Sonny should be a pathetic figure, driving around the sad estates in a Citroen CV, hip-hop blaring from the speakers, and his gang crammed in the back. But Stretch, an ex-boxer, has such a powerfully malevolent presence, like a black hole in human form, he’s terrifying instead—or maybe as well.
The supporting cast, particularly Wolfenden, Bell, and Sadot, bring such warmth and relatability to their roles that you almost feel sorry for them—until you see the terrible things they’re capable of. But then, as the filmmakers know all too well, most terrible things are done by ordinary people. Describing the Midlands town he grew up in, Considine told journalist Thomas Leatham of “atrocities that had gone unnoticed and unrecognised; horrible things that had happened and been done in the name of leisure almost.”
Meadows, meanwhile, has spoken candidly about being sexually abused by older kids as a child, and of a friend who committed suicide after being bullied. “I grew up in a place where if you had a weakness of any kind, you were preyed upon,” he told Ibbotson-Wight. “And if you hadn’t got someone there to protect you or to look after you, you were dropped into a flat or a house with these fucking serpents.”
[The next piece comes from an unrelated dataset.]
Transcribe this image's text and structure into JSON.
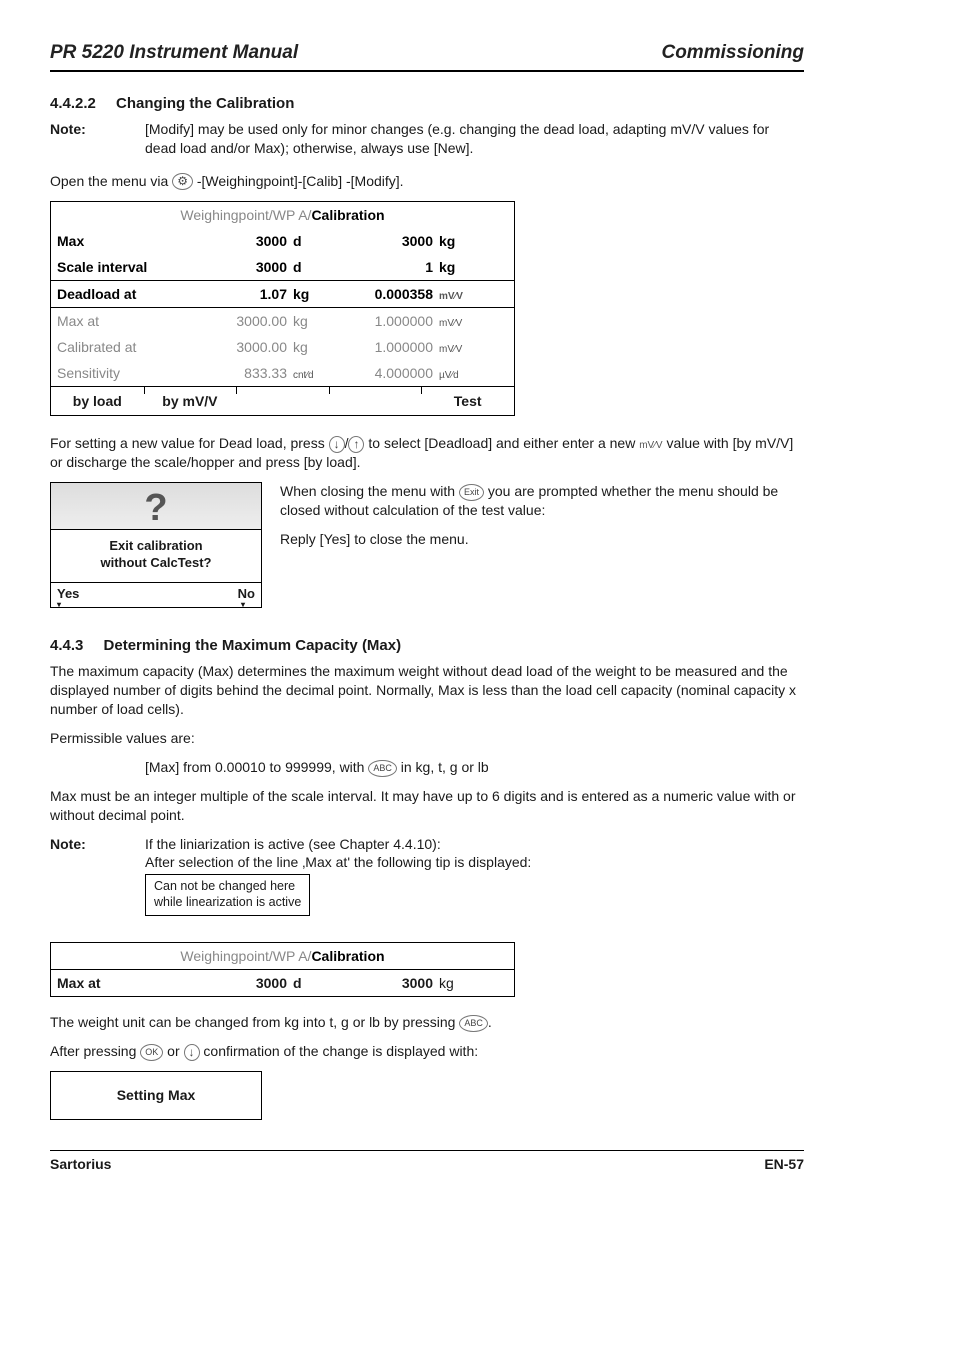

Unlike its Hollywood equivalents, when violence erupts in Dead Man’s Shoes, it’s brief, ugly and shocking—a twisted knife in the stomach here; a “super-duper fucking dose” of drugs there—and we’re never allowed to forget the fallout. It’s not just that violence begets violence—we’ve all seen that before—it’s that it leaves a stain on the soul of everyone it touches. That’s why Meadows and Considine are still reliving their childhood traumas; why Richard’s revenge destroys him, destroys everything; and why the film burns itself into the brains of its viewers, whether victims or aggressors, or both. There’s just something in its veins.